下卦は巽、上卦は震です。内には風の入りこむ働き、外には雷の動きがあります。見えないところから入り、外へ動き続ける力です。

上卦:震(雷) 動き出す力
下卦:巽(風) 入りこむはたらき

物語図

物語では、灯台守が長い季節を越えて火を保ちます。嵐の日も晴れの日も同じではありませんが、向ける光の方は変えません。

第1図 雷と風がめぐる空
第2図 季節を越える灯台守
第3図 深く掘りすぎた井戸端
第4図 同じ方へ向けられる灯
第5図 獲物のない静かな野
第6図 揺れ続ける最後の灯火

この物語図が合う理由

恒の物語図は、持続を硬直としてではなく、風と雷の反復として描きます。深く掘りすぎる初め、徳を保てない中ほど、最後に振れてしまう姿が、常を保つ難しさを示します。

六爻

爻は下から上へ読みます。変爻がある読卦では、その本文を本卦の中で読み、必要に応じて之卦との関係を見ます。

初六 陰爻

爻辞:浚恒。

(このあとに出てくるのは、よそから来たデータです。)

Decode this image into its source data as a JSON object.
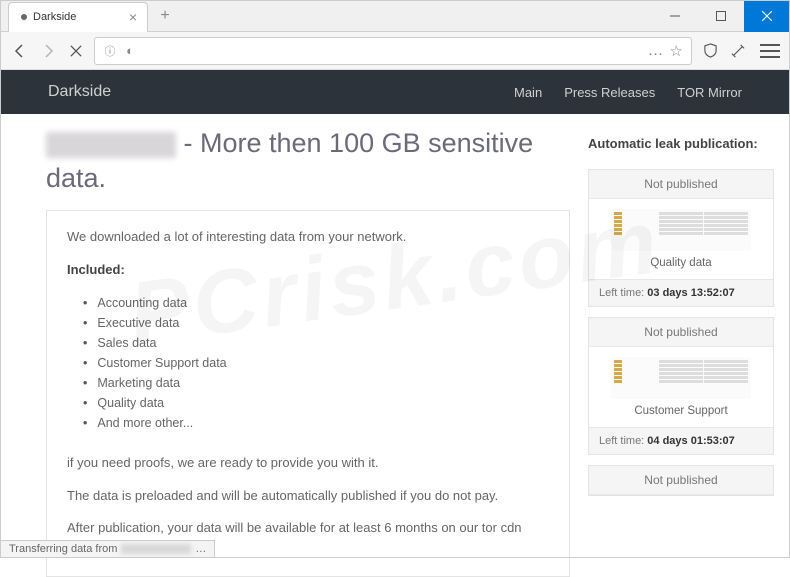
{
  "window": {
    "tab_title": "Darkside",
    "min": "—",
    "max": "☐",
    "close": "✕"
  },
  "toolbar": {
    "url_dots": "…",
    "star": "☆"
  },
  "site": {
    "title": "Darkside",
    "nav": [
      "Main",
      "Press Releases",
      "TOR Mirror"
    ]
  },
  "page": {
    "title_suffix": " - More then 100 GB sensitive data.",
    "intro": "We downloaded a lot of interesting data from your network.",
    "included_label": "Included:",
    "items": [
      "Accounting data",
      "Executive data",
      "Sales data",
      "Customer Support data",
      "Marketing data",
      "Quality data",
      "And more other..."
    ],
    "proof": "if you need proofs, we are ready to provide you with it.",
    "preload": "The data is preloaded and will be automatically published if you do not pay.",
    "after": "After publication, your data will be available for at least 6 months on our tor cdn servers."
  },
  "sidebar": {
    "title": "Automatic leak publication:",
    "cards": [
      {
        "head": "Not published",
        "label": "Quality data",
        "foot_prefix": "Left time: ",
        "foot_time": "03 days 13:52:07"
      },
      {
        "head": "Not published",
        "label": "Customer Support",
        "foot_prefix": "Left time: ",
        "foot_time": "04 days 01:53:07"
      },
      {
        "head": "Not published",
        "label": "",
        "foot_prefix": "",
        "foot_time": ""
      }
    ]
  },
  "status": {
    "prefix": "Transferring data from ",
    "suffix": "…"
  }
}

貞凶。利ろしきところなし。

読み:深く掘りすぎる恒です。正しく見えても凶で、利のあるところはありません。

九二 陽爻

爻辞:悔亡ぶ。

読み:悔いは亡びます。中を得て、持続の道にかなっています。

九三 陽爻

爻辞:その徳を恒にせず。或いはこれが羞を承く。貞なれども吝。

読み:徳を恒に保てません。恥を受けることがあり、正しくても吝です。

九四 陽爻

爻辞:田に禽なし。

読み:狩りの野に獲物がいません。続けていても、場所や方法が合っていません。

六五 陰爻

爻辞:その徳を恒にす。貞。婦人は吉、夫子は凶。

読み:徳を恒に保ちます。守り従う立場には吉ですが、主導すべき者がただ従うだけなら凶です。

上六 陰爻

爻辞:振恒。凶。

読み:持続が揺れ動いています。落ち着くべきところで振れ続けるので凶です。